Depuis le 2 mars, les Devils du New Jersey font partie des équipes qui ont recommencé à recevoir des partisans.

Photo : Associated Press / Kathy Willens

Depuis un an, reports, annulations et mises en quarantaine pleuvent sur les grandes ligues sportives nord-américaines qui, comme le reste du monde, doivent vivre tant bien que mal avec la pandémie de COVID-19, mais aussi avec des stades vides et les ressacs financiers importants qui accompagnent le manque de spectateurs.

Tandis qu’une ligue comme la Ligue canadienne de football a décidé de suspendre complètement sa saison 2020 en enregistrant des pertes d’au moins 20 millions de dollars, faute de pouvoir obtenir l’aide du gouvernement Trudeau, les ténors continentaux que sont la National Basketball Association, la Ligue nationale de hockey, la Major League Soccer, la National Football League et la Ligue majeure de baseball ont pour leur part trouvé toutes sortes de moyens de poursuivre leurs activités.

Faute de pouvoir remplir leurs gradins et devant des cotes d’écoute en chute libre, il était d’abord et avant tout question de limiter les dégâts financiers sans trop sacrifier l’offre sportive. Un exercice d’équilibriste somme toute réussi, mais pas sans complications.

Tour d’horizon après un an de pandémie.


NBA

Au printemps 2020, la NBA a été prompte à mettre le poing sur la table quand le coronavirus commençait à se montrer le bout du nez.

Il nettoie des chaises.

Un employé en train de désinfecter un aréna où un match a dû être reporté à cause du coronavirus.

Photo : Reuters / USA Today Sports / Stephen Lew

Un premier cas a été détecté parmi les joueurs le 11 mars. La saison tirait alors à sa fin. Immédiatement, le championnat a été interrompu pour une période d’au moins 30 jours qui aura finalement duré 3 mois et demi, jusqu’au 30 juillet.

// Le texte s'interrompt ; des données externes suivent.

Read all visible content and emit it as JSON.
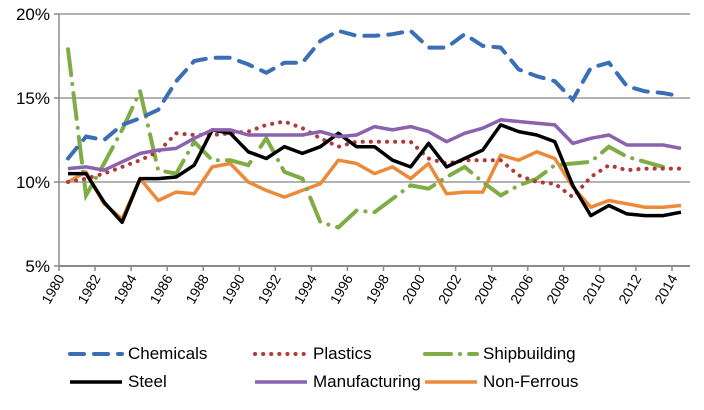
{
  "chart_data": {
    "type": "line",
    "title": "",
    "xlabel": "",
    "ylabel": "",
    "ylim": [
      5,
      20
    ],
    "yticks": [
      "5%",
      "10%",
      "15%",
      "20%"
    ],
    "ytick_values": [
      5,
      10,
      15,
      20
    ],
    "grid": "horizontal",
    "legend_position": "bottom",
    "x": [
      1980,
      1981,
      1982,
      1983,
      1984,
      1985,
      1986,
      1987,
      1988,
      1989,
      1990,
      1991,
      1992,
      1993,
      1994,
      1995,
      1996,
      1997,
      1998,
      1999,
      2000,
      2001,
      2002,
      2003,
      2004,
      2005,
      2006,
      2007,
      2008,
      2009,
      2010,
      2011,
      2012,
      2013,
      2014
    ],
    "xtick_labels": [
      "1980",
      "1982",
      "1984",
      "1986",
      "1988",
      "1990",
      "1992",
      "1994",
      "1996",
      "1998",
      "2000",
      "2002",
      "2004",
      "2006",
      "2008",
      "2010",
      "2012",
      "2014"
    ],
    "series": [
      {
        "name": "Chemicals",
        "color": "#3a6eb5",
        "style": "dash",
        "values": [
          11.4,
          12.7,
          12.5,
          13.4,
          13.8,
          14.3,
          16.0,
          17.2,
          17.4,
          17.4,
          17.0,
          16.5,
          17.1,
          17.1,
          18.4,
          19.0,
          18.7,
          18.7,
          18.8,
          19.0,
          18.0,
          18.0,
          18.8,
          18.1,
          18.0,
          16.7,
          16.3,
          16.0,
          14.9,
          16.8,
          17.1,
          15.7,
          15.4,
          15.3,
          15.1
        ]
      },
      {
        "name": "Plastics",
        "color": "#b03a3a",
        "style": "dot",
        "values": [
          10.0,
          10.2,
          10.5,
          10.9,
          11.3,
          11.8,
          12.9,
          12.8,
          12.8,
          12.9,
          13.0,
          13.4,
          13.6,
          13.2,
          12.6,
          12.1,
          12.4,
          12.4,
          12.4,
          12.4,
          11.4,
          11.1,
          11.3,
          11.3,
          11.3,
          10.4,
          10.0,
          9.9,
          9.1,
          10.3,
          11.0,
          10.7,
          10.8,
          10.8,
          10.8
        ]
      },
      {
        "name": "Shipbuilding",
        "color": "#7fac45",
        "style": "dashdot",
        "values": [
          17.9,
          9.2,
          11.1,
          13.1,
          15.4,
          10.7,
          10.5,
          12.4,
          11.3,
          11.3,
          11.0,
          12.6,
          10.6,
          10.2,
          7.6,
          7.3,
          8.3,
          8.2,
          9.0,
          9.8,
          9.6,
          10.3,
          10.9,
          10.0,
          9.2,
          9.8,
          10.2,
          11.0,
          11.1,
          11.2,
          12.1,
          11.5,
          11.2,
          10.9,
          null
        ]
      },
      {
        "name": "Steel",
        "color": "#000000",
        "style": "solid",
        "values": [
          10.5,
          10.5,
          8.8,
          7.6,
          10.2,
          10.2,
          10.3,
          11.0,
          13.1,
          12.9,
          11.8,
          11.4,
          12.1,
          11.7,
          12.1,
          12.9,
          12.1,
          12.1,
          11.3,
          10.9,
          12.3,
          10.9,
          11.4,
          11.9,
          13.4,
          13.0,
          12.8,
          12.4,
          9.8,
          8.0,
          8.6,
          8.1,
          8.0,
          8.0,
          8.2
        ]
      },
      {
        "name": "Manufacturing",
        "color": "#8a62ad",
        "style": "solid",
        "values": [
          10.8,
          10.9,
          10.7,
          11.2,
          11.7,
          11.9,
          12.0,
          12.6,
          13.1,
          13.1,
          12.8,
          12.8,
          12.8,
          12.8,
          13.0,
          12.7,
          12.8,
          13.3,
          13.1,
          13.3,
          13.0,
          12.4,
          12.9,
          13.2,
          13.7,
          13.6,
          13.5,
          13.4,
          12.3,
          12.6,
          12.8,
          12.2,
          12.2,
          12.2,
          12.0
        ]
      },
      {
        "name": "Non-Ferrous",
        "color": "#ed8a3a",
        "style": "solid",
        "values": [
          10.0,
          10.6,
          8.7,
          7.8,
          10.2,
          8.9,
          9.4,
          9.3,
          10.9,
          11.1,
          10.0,
          9.5,
          9.1,
          9.5,
          9.9,
          11.3,
          11.1,
          10.5,
          10.9,
          10.2,
          11.1,
          9.3,
          9.4,
          9.4,
          11.6,
          11.3,
          11.8,
          11.4,
          9.7,
          8.5,
          8.9,
          8.7,
          8.5,
          8.5,
          8.6
        ]
      }
    ]
  }
}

La NBA a rassemblé les 22 équipes les mieux classées dans une bulle à Walt Disney World, en Floride, pour terminer la saison et enchaîner avec les séries éliminatoires.

La ligue a aussi adopté un protocole sanitaire rigoureux : tests de dépistage avant d’entrer dans la bulle autant que pendant le séjour à Disney World, port du masque obligatoire en dehors du terrain et distanciation physique.

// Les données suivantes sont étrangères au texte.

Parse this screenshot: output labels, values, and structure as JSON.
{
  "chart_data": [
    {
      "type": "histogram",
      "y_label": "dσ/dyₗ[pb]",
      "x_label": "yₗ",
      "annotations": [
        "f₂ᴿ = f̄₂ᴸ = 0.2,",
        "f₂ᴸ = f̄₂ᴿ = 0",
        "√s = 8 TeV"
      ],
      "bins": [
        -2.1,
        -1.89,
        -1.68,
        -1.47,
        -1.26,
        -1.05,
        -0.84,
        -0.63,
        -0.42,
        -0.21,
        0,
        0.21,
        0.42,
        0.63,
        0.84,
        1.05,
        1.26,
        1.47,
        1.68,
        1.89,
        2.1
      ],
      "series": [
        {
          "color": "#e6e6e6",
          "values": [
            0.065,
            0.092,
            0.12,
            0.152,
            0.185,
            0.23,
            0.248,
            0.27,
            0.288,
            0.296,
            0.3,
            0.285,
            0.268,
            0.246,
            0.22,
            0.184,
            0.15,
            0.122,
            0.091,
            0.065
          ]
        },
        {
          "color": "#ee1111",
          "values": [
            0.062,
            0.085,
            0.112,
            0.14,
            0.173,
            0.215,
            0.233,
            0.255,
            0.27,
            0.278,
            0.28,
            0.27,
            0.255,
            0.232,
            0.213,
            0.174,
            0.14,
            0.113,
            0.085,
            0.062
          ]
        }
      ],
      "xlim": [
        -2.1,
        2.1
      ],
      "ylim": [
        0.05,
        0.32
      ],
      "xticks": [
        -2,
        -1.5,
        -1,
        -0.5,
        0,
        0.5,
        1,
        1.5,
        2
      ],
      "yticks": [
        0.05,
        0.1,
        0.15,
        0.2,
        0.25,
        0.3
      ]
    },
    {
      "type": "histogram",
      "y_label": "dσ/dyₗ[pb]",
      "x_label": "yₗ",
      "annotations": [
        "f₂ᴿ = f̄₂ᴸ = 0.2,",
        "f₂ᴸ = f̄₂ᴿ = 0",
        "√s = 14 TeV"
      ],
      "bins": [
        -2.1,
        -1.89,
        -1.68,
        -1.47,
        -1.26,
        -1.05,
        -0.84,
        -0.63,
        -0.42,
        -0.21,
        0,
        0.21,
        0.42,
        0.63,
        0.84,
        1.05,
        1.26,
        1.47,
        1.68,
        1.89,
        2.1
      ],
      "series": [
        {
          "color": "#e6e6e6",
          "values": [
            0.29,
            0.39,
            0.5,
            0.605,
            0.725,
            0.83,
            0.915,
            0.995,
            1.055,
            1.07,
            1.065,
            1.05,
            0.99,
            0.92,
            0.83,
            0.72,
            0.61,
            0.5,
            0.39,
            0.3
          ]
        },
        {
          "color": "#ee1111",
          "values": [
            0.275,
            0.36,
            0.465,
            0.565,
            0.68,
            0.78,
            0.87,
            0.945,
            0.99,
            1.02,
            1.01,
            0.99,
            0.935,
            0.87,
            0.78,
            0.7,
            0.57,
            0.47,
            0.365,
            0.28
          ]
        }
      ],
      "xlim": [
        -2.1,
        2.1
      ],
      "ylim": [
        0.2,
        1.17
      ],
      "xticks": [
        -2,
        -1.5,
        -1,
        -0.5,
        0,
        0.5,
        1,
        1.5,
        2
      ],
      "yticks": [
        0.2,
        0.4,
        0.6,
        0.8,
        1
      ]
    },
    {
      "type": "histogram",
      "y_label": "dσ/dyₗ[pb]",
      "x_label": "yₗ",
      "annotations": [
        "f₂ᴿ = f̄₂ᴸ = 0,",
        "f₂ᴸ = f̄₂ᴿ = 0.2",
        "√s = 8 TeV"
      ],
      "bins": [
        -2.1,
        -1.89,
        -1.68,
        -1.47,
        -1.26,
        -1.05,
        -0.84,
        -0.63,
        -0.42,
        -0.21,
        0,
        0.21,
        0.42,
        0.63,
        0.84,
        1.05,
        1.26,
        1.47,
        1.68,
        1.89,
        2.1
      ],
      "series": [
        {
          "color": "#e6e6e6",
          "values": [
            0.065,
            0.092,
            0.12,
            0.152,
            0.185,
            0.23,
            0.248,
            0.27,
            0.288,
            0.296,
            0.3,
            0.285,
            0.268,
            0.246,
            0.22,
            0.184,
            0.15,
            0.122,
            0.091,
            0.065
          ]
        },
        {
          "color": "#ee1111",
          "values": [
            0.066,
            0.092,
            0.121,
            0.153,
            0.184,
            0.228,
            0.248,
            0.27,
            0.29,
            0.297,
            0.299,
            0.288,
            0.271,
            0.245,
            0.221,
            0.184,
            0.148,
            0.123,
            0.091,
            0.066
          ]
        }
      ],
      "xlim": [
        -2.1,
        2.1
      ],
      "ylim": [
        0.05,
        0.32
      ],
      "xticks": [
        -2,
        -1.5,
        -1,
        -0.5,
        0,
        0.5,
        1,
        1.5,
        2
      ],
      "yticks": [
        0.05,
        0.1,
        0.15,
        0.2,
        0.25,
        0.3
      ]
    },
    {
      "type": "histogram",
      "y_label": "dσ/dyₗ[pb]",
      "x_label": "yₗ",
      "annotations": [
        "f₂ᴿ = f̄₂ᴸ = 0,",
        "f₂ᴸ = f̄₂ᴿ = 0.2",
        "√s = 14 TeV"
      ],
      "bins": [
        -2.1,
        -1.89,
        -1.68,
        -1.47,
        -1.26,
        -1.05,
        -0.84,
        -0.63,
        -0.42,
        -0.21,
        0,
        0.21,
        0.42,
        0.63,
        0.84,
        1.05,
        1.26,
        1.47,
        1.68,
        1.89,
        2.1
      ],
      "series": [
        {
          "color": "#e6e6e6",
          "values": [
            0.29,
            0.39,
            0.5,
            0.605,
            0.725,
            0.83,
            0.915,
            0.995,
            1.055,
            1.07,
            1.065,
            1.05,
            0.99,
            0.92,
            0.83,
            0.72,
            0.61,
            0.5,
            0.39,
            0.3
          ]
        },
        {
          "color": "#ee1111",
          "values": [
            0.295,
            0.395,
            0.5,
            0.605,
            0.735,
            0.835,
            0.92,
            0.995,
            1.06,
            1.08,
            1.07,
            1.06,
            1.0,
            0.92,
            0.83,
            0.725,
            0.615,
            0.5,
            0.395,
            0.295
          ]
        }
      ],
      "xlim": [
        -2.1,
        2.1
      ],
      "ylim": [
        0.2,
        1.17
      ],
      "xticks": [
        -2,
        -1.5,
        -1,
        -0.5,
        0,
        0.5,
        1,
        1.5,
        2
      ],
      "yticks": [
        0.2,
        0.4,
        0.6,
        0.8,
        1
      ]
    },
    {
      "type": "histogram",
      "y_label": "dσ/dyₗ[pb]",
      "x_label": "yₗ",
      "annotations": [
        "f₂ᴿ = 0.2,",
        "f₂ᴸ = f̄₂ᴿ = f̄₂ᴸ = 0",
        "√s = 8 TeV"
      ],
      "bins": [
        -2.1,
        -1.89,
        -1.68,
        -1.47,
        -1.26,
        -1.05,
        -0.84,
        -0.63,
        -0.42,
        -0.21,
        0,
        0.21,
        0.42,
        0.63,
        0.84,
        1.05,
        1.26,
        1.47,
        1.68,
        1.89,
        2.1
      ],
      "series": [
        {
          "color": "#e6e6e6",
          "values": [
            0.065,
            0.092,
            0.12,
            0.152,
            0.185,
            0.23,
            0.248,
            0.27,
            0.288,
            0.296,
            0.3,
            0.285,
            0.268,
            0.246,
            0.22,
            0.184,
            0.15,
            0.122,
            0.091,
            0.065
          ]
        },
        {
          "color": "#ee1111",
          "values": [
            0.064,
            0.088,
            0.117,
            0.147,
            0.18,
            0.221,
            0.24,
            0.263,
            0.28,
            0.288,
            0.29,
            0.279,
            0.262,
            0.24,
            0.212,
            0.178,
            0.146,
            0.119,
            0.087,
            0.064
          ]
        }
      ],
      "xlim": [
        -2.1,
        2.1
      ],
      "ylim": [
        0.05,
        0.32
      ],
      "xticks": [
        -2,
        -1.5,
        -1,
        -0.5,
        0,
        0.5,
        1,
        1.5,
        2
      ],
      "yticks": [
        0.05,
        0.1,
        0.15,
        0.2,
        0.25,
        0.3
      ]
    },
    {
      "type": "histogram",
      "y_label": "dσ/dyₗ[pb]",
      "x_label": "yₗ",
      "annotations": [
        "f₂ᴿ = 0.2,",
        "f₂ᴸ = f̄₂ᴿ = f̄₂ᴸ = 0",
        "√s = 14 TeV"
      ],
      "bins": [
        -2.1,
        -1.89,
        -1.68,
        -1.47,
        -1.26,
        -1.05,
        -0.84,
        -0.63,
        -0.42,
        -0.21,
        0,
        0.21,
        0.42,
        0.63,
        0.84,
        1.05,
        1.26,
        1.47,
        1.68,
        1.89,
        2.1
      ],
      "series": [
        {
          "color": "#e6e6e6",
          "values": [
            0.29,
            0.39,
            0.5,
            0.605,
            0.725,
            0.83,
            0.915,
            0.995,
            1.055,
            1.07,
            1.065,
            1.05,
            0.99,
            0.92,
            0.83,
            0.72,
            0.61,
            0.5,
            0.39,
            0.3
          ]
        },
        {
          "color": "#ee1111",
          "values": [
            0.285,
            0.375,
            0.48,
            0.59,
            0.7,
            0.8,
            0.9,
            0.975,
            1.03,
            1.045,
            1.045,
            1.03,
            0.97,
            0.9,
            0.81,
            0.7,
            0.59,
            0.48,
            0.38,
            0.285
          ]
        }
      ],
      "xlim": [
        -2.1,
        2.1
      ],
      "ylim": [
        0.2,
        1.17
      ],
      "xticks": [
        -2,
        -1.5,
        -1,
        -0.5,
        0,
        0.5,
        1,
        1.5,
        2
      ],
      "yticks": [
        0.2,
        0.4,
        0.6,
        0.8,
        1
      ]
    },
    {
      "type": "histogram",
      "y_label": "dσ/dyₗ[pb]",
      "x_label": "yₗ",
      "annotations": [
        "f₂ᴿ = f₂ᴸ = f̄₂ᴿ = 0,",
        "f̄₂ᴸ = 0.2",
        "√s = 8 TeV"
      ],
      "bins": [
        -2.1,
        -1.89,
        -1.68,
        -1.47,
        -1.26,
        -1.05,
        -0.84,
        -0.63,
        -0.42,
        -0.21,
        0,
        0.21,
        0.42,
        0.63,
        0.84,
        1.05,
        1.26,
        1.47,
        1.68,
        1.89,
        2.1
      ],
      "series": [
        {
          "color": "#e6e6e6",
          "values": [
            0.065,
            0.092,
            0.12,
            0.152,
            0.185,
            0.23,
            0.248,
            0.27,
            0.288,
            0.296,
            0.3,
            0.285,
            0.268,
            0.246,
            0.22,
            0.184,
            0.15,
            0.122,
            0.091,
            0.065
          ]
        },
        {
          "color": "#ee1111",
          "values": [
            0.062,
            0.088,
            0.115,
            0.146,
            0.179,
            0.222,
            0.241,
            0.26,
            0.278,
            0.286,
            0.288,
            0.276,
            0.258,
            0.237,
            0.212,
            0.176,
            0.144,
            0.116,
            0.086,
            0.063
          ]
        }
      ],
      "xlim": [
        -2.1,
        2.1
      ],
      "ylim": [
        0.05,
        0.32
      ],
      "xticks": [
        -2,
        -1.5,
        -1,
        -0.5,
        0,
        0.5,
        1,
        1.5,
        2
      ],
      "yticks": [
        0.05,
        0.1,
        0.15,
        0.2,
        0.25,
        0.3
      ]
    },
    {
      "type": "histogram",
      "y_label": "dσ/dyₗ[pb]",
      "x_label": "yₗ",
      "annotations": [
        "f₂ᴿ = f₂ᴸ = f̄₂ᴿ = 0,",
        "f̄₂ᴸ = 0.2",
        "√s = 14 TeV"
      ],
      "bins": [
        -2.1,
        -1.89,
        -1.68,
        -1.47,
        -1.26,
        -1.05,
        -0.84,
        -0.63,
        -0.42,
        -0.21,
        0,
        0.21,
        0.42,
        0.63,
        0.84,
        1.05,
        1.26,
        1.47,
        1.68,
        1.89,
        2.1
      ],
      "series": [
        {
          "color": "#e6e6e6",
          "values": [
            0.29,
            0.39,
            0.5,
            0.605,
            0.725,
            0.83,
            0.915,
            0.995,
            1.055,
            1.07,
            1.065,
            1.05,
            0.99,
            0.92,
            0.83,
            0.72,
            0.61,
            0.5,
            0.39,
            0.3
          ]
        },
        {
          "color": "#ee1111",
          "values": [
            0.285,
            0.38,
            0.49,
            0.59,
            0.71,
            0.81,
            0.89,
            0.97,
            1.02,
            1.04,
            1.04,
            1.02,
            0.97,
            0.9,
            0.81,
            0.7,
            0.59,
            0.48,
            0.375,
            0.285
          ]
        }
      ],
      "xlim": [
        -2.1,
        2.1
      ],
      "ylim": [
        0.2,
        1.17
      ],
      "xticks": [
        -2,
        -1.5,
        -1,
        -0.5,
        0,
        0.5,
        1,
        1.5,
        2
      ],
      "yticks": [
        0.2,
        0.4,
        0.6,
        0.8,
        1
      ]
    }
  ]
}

Pas question, par ailleurs, de sortir de la bulle sans autorisation et sans avoir passé un test de dépistage, ou de visiter la chambre d’hôtel d’un autre joueur.

Une ligne de dénonciation anonyme a même été instaurée.

Et cette stratégie a porté ses fruits, car la NBA n’a rapporté aucun nouveau cas du 22 juillet au 11 octobre, date à laquelle les Lakers ont mis la main sur le titre.

Des partisans des Lakers de Los Angeles célèbrent dans la rue. Une femme est dans une bulle de plastique.

Il fallait plus qu'une pandémie pour empêcher cette partisane de célébrer le championnat remporté par les Lakers.

Photo : Reuters / Ringo Chiu

La bulle n’a toutefois pas été reconduite pour la saison 2020-2021, une saison écourtée à 72 matchs plutôt que 82.

Et comme la pandémie perdure, elle a déjà eu plusieurs impacts sur cette nouvelle saison. Les Raptors de Toronto, la seule équipe canadienne du circuit, ont dû s’installer aux États-Unis. En date du 11 mars, 31 matchs avaient dû être remis.

Depuis le début de la saison, les États américains ont autorisé un nombre toujours plus grand de partisans dans les gradins. Si certaines équipes n’ont pas encore retrouvé leurs spectateurs, d’autres ont pu vendre jusqu’à 25 % du nombre habituel de billets.

Les joueurs sont soumis à des tests de dépistage au quotidien, ce qui a permis de détecter une cinquantaine de cas de COVID-19 depuis le début de la saison.

Le retour d’une partie des partisans, qui se fait progressivement, aidera à réduire les pertes financières liées à la pandémie cette année.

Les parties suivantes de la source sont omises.